The paper’s closure would leave behind comparatively younger weekly publications: the Baguio Chronicle, the Herald Express, the Northern Philippine Times and Amianan Balita Ngayon.
One of the newspaper’s last acts was to ensure that Baguio newsstands would continue to operate after its publisher, Gloria Antoinette Hamada, petitioned and got the approval of the Baguio City Council at its June 24 session to extend the news vendors’ special permits to operate in the downtown area from the previous six months to one year. Sidewalk vending has been prohibited on major city streets.
Sale
Sources said Midland Courier’s owners had considered selling the newspaper that began circulation on April 28, 1947, with 200 copies.

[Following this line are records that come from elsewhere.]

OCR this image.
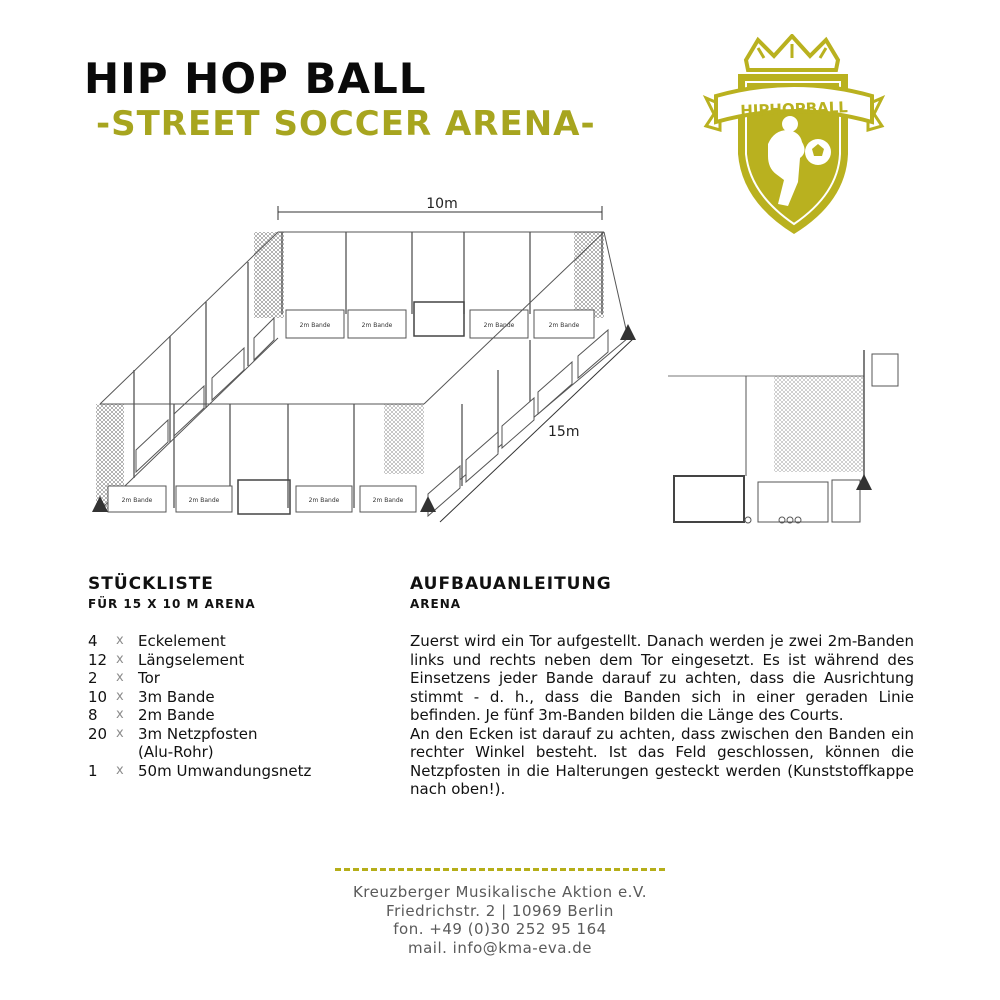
HIP HOP BALL
-STREET SOCCER ARENA-	HIPHOPBALL
10m
15m
2m Bande	2m Bande	2m Bande	2m Bande
2m Bande	2m Bande	2m Bande	2m Bande
STÜCKLISTE
FÜR 15 X 10 M ARENA
4	x Eckelement
12 x Längselement
2	x Tor
10 x 3m Bande
8	x 2m Bande
20 x 3m Netzpfosten
(Alu-Rohr)
1	x 50m Umwandungsnetz
AUFBAUANLEITUNG
ARENA

Zuerst wird ein Tor aufgestellt. Danach werden je zwei 2m-Banden links und rechts neben dem Tor eingesetzt. Es ist während des Einsetzens jeder Bande darauf zu achten, dass die Ausrichtung stimmt - d. h., dass die Banden sich in einer geraden Linie befinden. Je fünf 3m-Banden bilden die Länge des Courts.

An den Ecken ist darauf zu achten, dass zwischen den Banden ein rechter Winkel besteht. Ist das Feld geschlossen, können die Netzpfosten in die Halterungen gesteckt werden (Kunststoffkappe nach oben!).

Kreuzberger Musikalische Aktion e.V.
Friedrichstr. 2 | 10969 Berlin
fon. +49 (0)30 252 95 164
mail. info@kma-eva.de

However, the family dropped that option after examining the negative impact a new owner may have on the paper’s legacy, the same sources said.
Sinai and Oseo Hamada were the Japanese-Filipino sons of Josefa Cariño, one of the daughters of Mateo Cariño, who is celebrated for winning the landmark American Supreme Court decision in 1909 that recognized an indigenous Filipino’s “native title” over his properties.
Sinai is acclaimed in the literary world for the short story “Tabanatha’s Wife,” which was taught in high schools and colleges and was recently made into a 2018 movie. Oseo, father of the newspaper’s current publisher, served as the business manager of the Courier, while Oseo’s sister, Cecile Okubo Afable, served as its editor in chief until she died in 2012 at the age of 95.
The Hamadas’ Japanese descent had been an issue for some Ibaloys, particularly after the invasion by the Imperial Japanese Army in World War II, family members told the Inquirer. The Courier was Sinai’s brainchild two years after the war ended, but it was Oseo who handled its day-to-day business, Gloria Antoinette wrote in the newspaper’s 75th-anniversary edition in 2022.
Deep impact
Midland Courier was a Sunday routine for many Baguio old-timers, and its impending closure surprised residents.
“What kind of habit has reading the Courier become? I wish someone would come up with a Courier patch similar to nicotine patches which you slap on your arm to release small doses of [the newspaper] into your bloodstream until you stop craving it. Short of that, I don’t know how anyone can survive their withdrawal symptoms [when it closes],” said lawyer Joel Dizon, who once edited Midland Courier’s former rival, the defunct Gold Ore.
Helen Tibaldo, Cordillera director of the Philippine Information Agency and a close friend of the Hamada family, said losing Midland Courier “would deeply impact various aspects of the Baguio community [because it served] as a source of news, as a platform for Cordillera narratives, and as a training ground for aspiring journalists.”
Midland Courier’s archives, which date back to postwar Baguio, have been a rich source of information for historians and researchers.
Part of the Hamada family’s oldest newspapers had been digitized, and the earliest editions of the Midland Courier are in the US Library of Congress.